É esta guerra que, no aspecto informativo, raramente aparece como verdadeira guerra total que é.
As notícias surgem avulsas, sem coerência entre si, como acidentes acidentais, quando, na verdade, todas elas correspondem ao modo de funcionamento de um sistema que "vive" de ir matando os ecossistemas.
Esta guerra aparece pulverizada por acidentes soltos e avulsos, quando , na verdade, corresponde a uma estratégia global, coerente e unificada.

A ALGA ASSASSINA

Falam então os jornais, repentinamente, da "alga assassina" no Mar Báltico e de outra "alga assassina" no Mar do Norte, num artifício óbvia de nomenclatura.
Chamar "assassina" a uma alga que cumpre apenas a normal obrigação de responder ao excesso de produtos nitrogenados lançados no oceano pelas escorrências de uma agricultura sobresaturada de adubos, eis o expediente linguístico que merece sublinhado vermelho.
Assassinos , para essa nomenclatura normalizada internacionalmente , não são os que deitaram ao Oceano mercúrio, cádmio, zinco, chumbo, em doses letais; assassina, para essa nomenclatura oportunista, é a alga que , não podendo fazer mais nada, se alimenta de escorrências nitrogenadas e prolifera assim à doida, engrossando um enorme manto vegetal... Mas ainda agora a procissão vai na praça: como a vida destas algas vai ser breve já que , ao respirarem todo o oxigénio, ficarão "asfixiadas", essa massa vegetal irá , por sua vez, desencadear um processo de putrefacção nos fundos, que irá por sua vez suprimir ainda mais o oxigénio, num ciclo vicioso sem fim...
Com fim à vista e sem saída é, de facto, o Mar Báltico e o Mar do Norte, tal como até há pouco se conheciam.

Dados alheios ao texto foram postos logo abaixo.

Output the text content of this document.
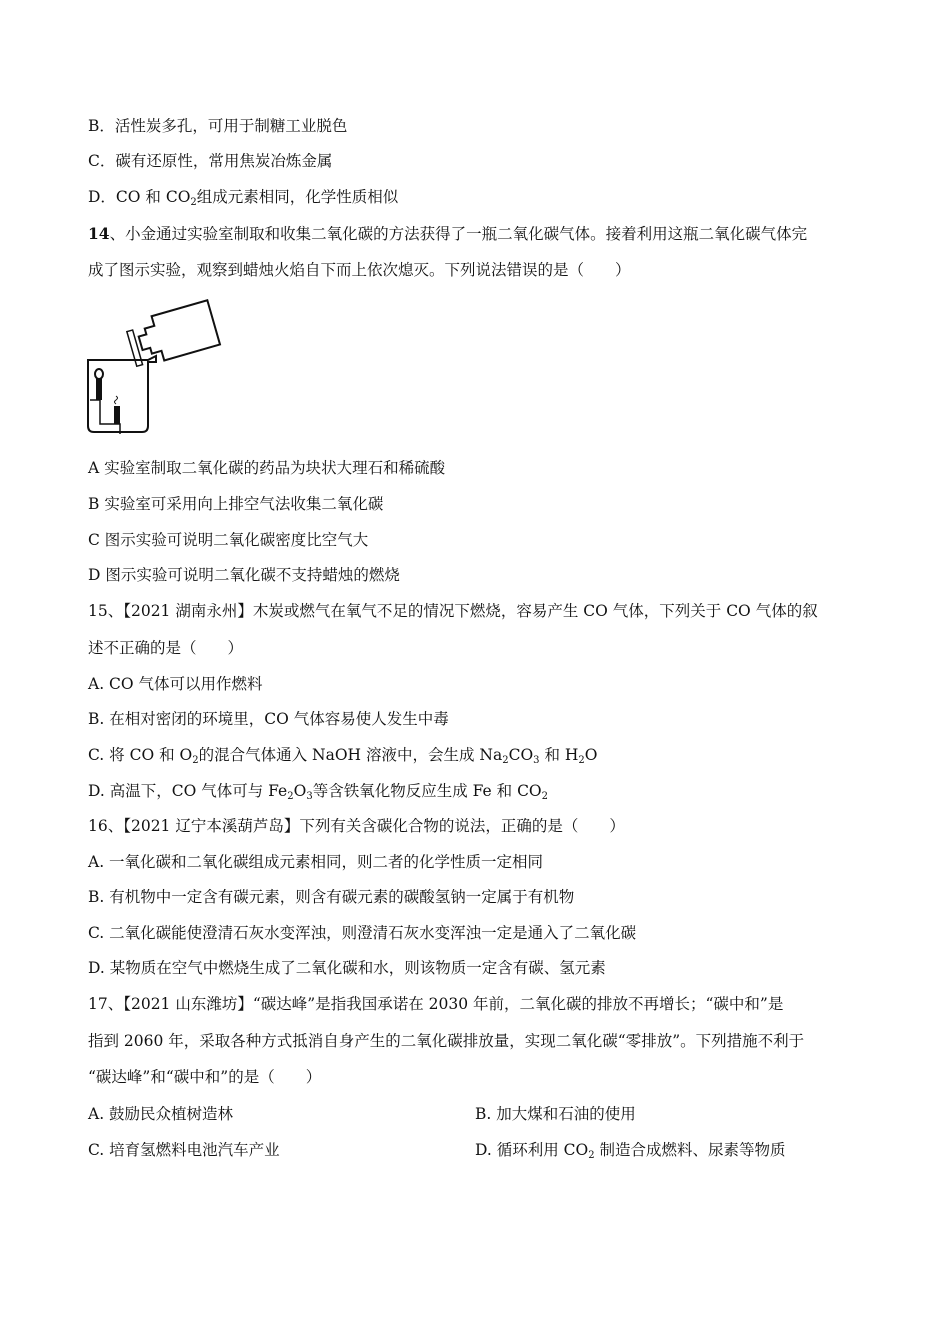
B．活性炭多孔，可用于制糖工业脱色
C．碳有还原性，常用焦炭冶炼金属
D．CO 和 $CO_2$组成元素相同，化学性质相似
14、小金通过实验室制取和收集二氧化碳的方法获得了一瓶二氧化碳气体。接着利用这瓶二氧化碳气体完
成了图示实验，观察到蜡烛火焰自下而上依次熄灭。下列说法错误的是（　　）
A 实验室制取二氧化碳的药品为块状大理石和稀硫酸
B 实验室可采用向上排空气法收集二氧化碳
C 图示实验可说明二氧化碳密度比空气大
D 图示实验可说明二氧化碳不支持蜡烛的燃烧
15、【2021 湖南永州】木炭或燃气在氧气不足的情况下燃烧，容易产生 CO 气体，下列关于 CO 气体的叙
述不正确的是（　　）
A. CO 气体可以用作燃料
B. 在相对密闭的环境里，CO 气体容易使人发生中毒
C. 将 CO 和 $O_2$的混合气体通入 NaOH 溶液中，会生成 $Na_2CO_3$ 和 $H_2O$
D. 高温下，CO 气体可与 $Fe_2O_3$等含铁氧化物反应生成 Fe 和 $CO_2$
16、【2021 辽宁本溪葫芦岛】下列有关含碳化合物的说法，正确的是（　　）
A. 一氧化碳和二氧化碳组成元素相同，则二者的化学性质一定相同
B. 有机物中一定含有碳元素，则含有碳元素的碳酸氢钠一定属于有机物
C. 二氧化碳能使澄清石灰水变浑浊，则澄清石灰水变浑浊一定是通入了二氧化碳
D. 某物质在空气中燃烧生成了二氧化碳和水，则该物质一定含有碳、氢元素
17、【2021 山东潍坊】“碳达峰”是指我国承诺在 2030 年前，二氧化碳的排放不再增长；“碳中和”是
指到 2060 年，采取各种方式抵消自身产生的二氧化碳排放量，实现二氧化碳“零排放”。下列措施不利于
“碳达峰”和“碳中和”的是（　　）
A. 鼓励民众植树造林	B. 加大煤和石油的使用
C. 培育氢燃料电池汽车产业	D. 循环利用 $CO_2$ 制造合成燃料、尿素等物质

Está -se a ver como a engrenagem assassina cria, fabrica os seus "assassinos" de serviço que a desculpam e ilibam. Tenta assim lavar-se de responsabilidades a tecno-estrutura sistemática - com suas leis de funcionamento irreversíveis - tecno-estrutura que efectivamente promove a tal "guerra" total, tóxica e contínua contra o Ambiente, a Natureza, a Humanidade.
A tal guerra que , enquanto tal, fica saborosamente no silêncio do esquecimento, enquanto as (outras) guerras clássicas vão ocupando o espaço dos jornais e o tempo das antenas de TV e rádio.

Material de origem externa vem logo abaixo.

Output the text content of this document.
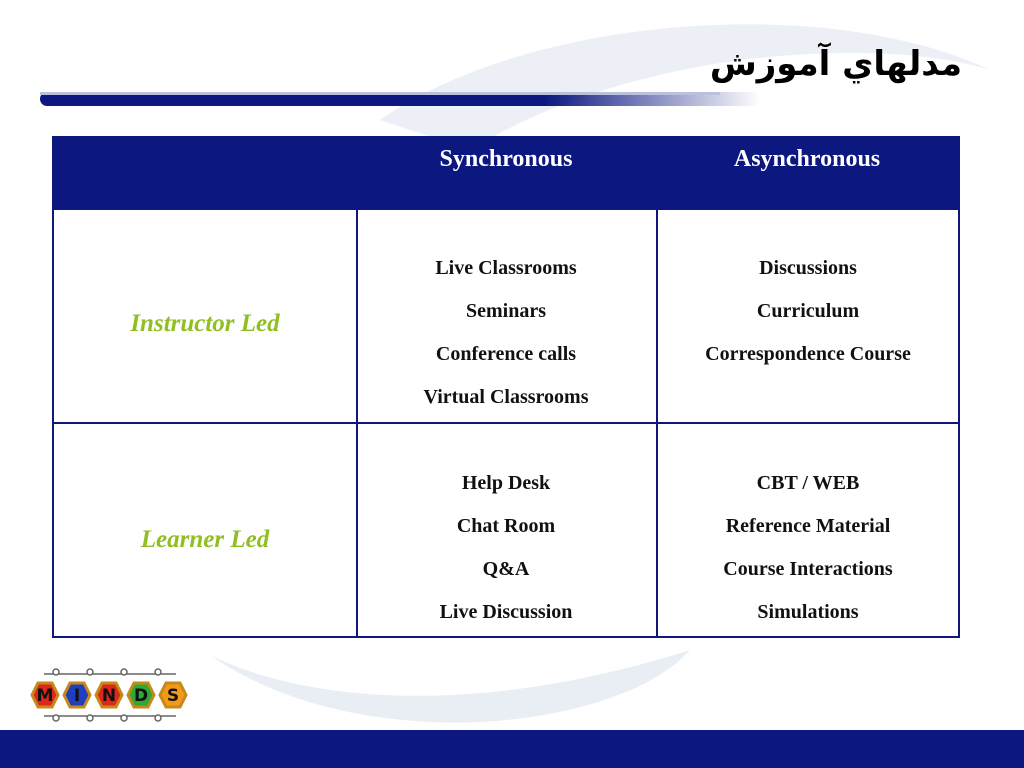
مدلهاي آموزش
Synchronous	Asynchronous
Instructor Led
Live Classrooms
Seminars
Conference calls
Virtual Classrooms
Discussions
Curriculum
Correspondence Course
Learner Led
Help Desk
Chat Room
Q&A
Live Discussion
CBT / WEB
Reference Material
Course Interactions
Simulations
M I N D S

A tal guerra que poderá vir à superfície dos jornais, se começarem para aí a assinar tréguas a torto e a direito, a retirar tropas das Namíbias e dos Afganistões, a fazer pazes umas atrás das outras, com direito aos maiores encómios dos cronistas e da opinião pública, sempre pronta a beijar as botas dos seus carrascos.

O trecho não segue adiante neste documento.